A single room with a narrow bed, double wardrobe and posters on the walls. One from a Seventies movie that Sam remembered,
The Man Who Fell to Earth
, David Bowie in profile, and facing that two more Bowie posters, one from the Ziggy Stardust era, one of the Thin White Duke.
Jerome's room, Sam supposed, swiftly opening and scanning the wardrobe, seeing a single pair of jeans, one plain white cotton T-shirt, about a dozen naked wire coat hangers and a well-trodden pair of sneakers, all suggesting that Cooper had left home altogether, not just gone to Seattle and Florida on a round-trip blackmailing excursion.

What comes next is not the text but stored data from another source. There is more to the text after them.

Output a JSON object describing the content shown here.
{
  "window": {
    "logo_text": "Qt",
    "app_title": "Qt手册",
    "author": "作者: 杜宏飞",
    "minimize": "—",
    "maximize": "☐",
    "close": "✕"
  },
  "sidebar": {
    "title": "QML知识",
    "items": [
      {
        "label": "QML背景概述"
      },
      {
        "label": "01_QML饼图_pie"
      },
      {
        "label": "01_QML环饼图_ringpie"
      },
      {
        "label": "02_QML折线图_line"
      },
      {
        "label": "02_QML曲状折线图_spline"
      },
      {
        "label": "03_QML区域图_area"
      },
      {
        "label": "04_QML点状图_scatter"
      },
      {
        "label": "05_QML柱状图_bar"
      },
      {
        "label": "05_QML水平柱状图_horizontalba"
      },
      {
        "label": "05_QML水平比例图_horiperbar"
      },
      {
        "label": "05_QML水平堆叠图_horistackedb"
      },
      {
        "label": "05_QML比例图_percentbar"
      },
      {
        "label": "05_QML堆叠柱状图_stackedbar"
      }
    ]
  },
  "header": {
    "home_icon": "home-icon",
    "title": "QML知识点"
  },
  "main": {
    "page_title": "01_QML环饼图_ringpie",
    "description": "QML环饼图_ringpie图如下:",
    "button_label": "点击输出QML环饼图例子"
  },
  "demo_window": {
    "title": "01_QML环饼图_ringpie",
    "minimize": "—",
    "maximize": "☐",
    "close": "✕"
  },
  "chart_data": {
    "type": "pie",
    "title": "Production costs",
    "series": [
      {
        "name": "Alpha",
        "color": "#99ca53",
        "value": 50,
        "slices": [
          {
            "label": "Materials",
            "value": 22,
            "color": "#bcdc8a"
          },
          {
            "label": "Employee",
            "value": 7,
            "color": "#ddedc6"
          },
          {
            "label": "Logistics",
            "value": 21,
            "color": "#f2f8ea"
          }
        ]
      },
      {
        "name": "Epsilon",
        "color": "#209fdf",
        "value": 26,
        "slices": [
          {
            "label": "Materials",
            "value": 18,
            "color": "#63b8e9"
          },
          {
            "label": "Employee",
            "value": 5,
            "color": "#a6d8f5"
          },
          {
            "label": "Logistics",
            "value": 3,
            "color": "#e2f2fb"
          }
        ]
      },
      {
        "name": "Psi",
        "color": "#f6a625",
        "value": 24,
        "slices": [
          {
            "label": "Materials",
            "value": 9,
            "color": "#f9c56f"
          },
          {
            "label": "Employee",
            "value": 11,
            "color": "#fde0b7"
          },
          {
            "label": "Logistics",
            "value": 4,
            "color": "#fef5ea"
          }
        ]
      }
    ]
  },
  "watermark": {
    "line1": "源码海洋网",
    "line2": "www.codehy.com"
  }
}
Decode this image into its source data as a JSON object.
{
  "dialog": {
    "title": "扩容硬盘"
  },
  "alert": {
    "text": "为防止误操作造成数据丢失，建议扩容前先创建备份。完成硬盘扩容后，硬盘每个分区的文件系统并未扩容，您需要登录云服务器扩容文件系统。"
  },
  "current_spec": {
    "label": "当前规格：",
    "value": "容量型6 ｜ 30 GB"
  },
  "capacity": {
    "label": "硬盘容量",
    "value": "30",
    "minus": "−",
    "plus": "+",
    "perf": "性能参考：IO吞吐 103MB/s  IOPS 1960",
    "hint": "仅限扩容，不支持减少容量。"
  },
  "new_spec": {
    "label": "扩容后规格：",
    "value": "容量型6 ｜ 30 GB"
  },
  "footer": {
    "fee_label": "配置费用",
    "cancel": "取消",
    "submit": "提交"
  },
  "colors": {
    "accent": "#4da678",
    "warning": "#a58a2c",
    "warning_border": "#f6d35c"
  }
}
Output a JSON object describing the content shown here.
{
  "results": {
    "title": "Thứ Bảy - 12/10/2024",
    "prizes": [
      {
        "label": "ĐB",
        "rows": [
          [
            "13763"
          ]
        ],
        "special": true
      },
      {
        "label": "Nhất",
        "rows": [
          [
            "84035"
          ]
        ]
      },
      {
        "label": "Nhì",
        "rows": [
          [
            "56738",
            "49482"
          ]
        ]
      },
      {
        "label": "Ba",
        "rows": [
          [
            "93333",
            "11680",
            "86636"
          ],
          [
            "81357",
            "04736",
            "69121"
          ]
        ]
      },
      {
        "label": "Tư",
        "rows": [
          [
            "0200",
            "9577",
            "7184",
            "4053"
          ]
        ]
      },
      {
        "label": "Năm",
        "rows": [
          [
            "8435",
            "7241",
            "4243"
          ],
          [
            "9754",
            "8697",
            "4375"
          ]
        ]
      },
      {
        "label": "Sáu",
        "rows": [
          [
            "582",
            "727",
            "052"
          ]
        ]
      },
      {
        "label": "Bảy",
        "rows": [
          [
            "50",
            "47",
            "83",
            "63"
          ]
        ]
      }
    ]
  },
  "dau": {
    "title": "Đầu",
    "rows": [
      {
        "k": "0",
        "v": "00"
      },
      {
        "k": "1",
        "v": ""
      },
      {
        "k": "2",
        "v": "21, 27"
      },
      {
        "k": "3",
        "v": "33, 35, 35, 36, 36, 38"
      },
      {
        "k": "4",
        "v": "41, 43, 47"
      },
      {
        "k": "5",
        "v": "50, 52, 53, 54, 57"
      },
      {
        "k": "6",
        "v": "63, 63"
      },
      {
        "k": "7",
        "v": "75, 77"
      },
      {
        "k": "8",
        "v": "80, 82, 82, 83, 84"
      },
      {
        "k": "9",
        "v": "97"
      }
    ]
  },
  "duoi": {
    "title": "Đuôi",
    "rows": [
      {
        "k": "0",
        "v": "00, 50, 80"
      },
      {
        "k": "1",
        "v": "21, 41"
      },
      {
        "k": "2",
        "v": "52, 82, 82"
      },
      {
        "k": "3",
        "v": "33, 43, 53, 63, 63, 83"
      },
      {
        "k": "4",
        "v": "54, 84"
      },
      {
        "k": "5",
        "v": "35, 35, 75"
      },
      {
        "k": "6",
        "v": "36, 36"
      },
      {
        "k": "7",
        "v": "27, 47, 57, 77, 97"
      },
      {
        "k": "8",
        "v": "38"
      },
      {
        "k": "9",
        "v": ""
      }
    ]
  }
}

He glanced back at the posters, explored for a few seconds any possible significance in the admiration of that weak-faced, mean-eyed young man for an iconic rock-movie star.
Something jabbed at Sam's mind, something lodged in his memory.
No time to think about it now, he told himself.
Move on.
The second room on that side of the hall was presently unoccupied, but plainly lived in, its bed a small double, neatly covered with an old-fashioned beige candlewick bedspread. Two pine wardrobes and a chest of drawers, a white-painted dressing table with a large circular mirror on a stand, a heart-shaped scented candle, a few jars and tubes of cosmetics and a box of Kleenex on the surface – and Sam knew he'd come back later for a closer look at Roxanne Lucca's belongings, but not yet.
He had the last room to check out first.
The moaner's room.
Someone either in trouble or lying in wait.
Sam stood outside the door, gripped the knife more tightly, listened.
Nothing.
He tried the handle.
The door was locked.
He crouched low, took a look through the keyhole, saw only vague grey shapes, but the acrid smell seemed stronger here, and the connection he'd made when he'd checked out his own wounds was becoming more jarring, more impossibly startling, by the second.
His call to the Sheriff's office was long overdue.
The moaning began again, louder than before.
Male, and intensely distressed.
Someone in need of help,
now
.
Sam used the knife to slide the lock open, heard and felt the blade snap.